By an investment in human resource management, there will be a positive culture of the new company, arise from both companies together. SB's strategy of 'designing a winning culture', called Simply Better Way, is regarded as one of the industry models of successfully instilling a culture of change. Economic benefit The value of the merger, what have been the largest in the world in the pharmaceutical industry and would make the combination a number one player in its market. The merger will, combined with investment in HRM, give rise to the benefits of synergy. The merger will also increase economies of scale, which will reduce cost of development and production of drugs. Competitiveness Due to the number one position in the market the new company will be able to shape the future rather than adopt the future.

Also the better and more effective use of the R&D budget will give the new company competitive advantage. So our choice recommendation will be solution two. Visioning and creating future Especially in the pharmaceutical industry there is a lot of uncertainty. However, pharmaceutical companies can anticipate actively towards the market.
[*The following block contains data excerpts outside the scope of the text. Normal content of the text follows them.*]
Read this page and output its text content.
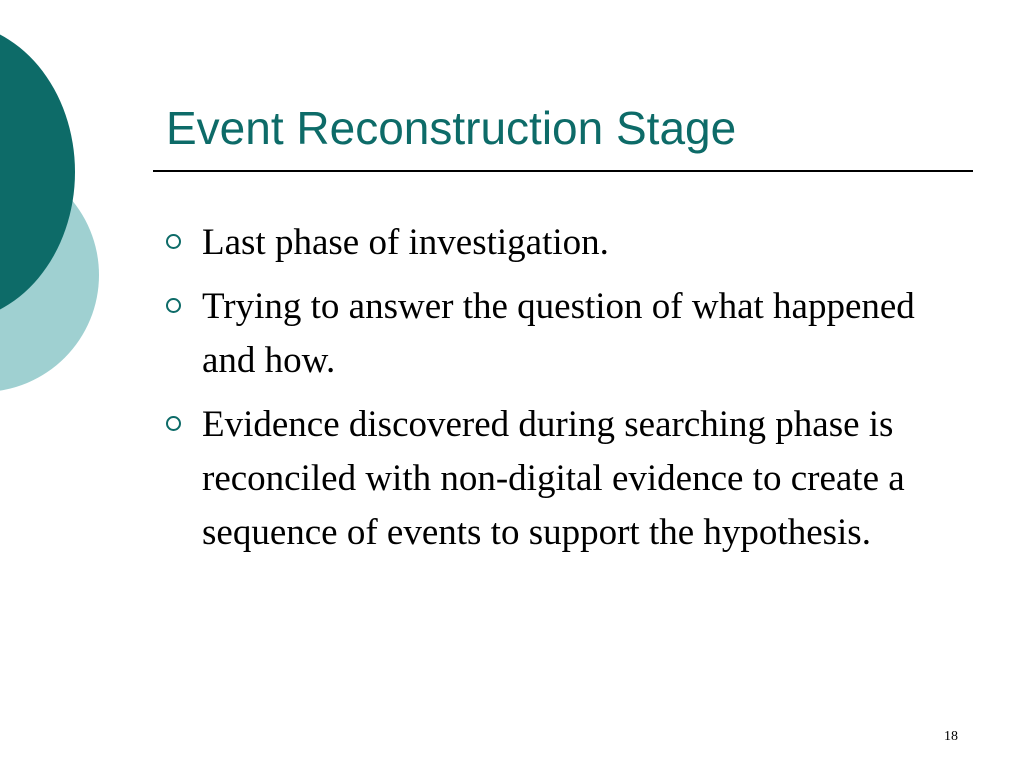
Event Reconstruction Stage
Last phase of investigation.
Trying to answer the question of what happened and how.
Evidence discovered during searching phase is reconciled with non-digital evidence to create a sequence of events to support the hypothesis.
18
So, we can conclude that the basic level of uncertainty is ' Currently unknown, but knowable information', which means that pharmaceutical companies can analyze the market and try to fulfill the found needs of customers. The residual uncertainty that SB is facing can be seen at the level of Alternate futures. In the pharmaceutical branch there are a lot of determining factors, such as R&D capital, amount of people that suffer from a disease, the influence of the government, the patents, etc. , but the two factors that determine the uncertainty mostly are the research results and the medicine price. SB's posture depends on the different area's within the branch.

For SB invests lots of capital in the gen-technology and can be seen as playing a leadership role, its' posture is 'shape the future', but as it also follows the market to fulfill the customers needs by capturing opportunities and being flexible, its posture is 'adapt to the future'. Also can be said that SB never that the position of 'reserve the right to play'.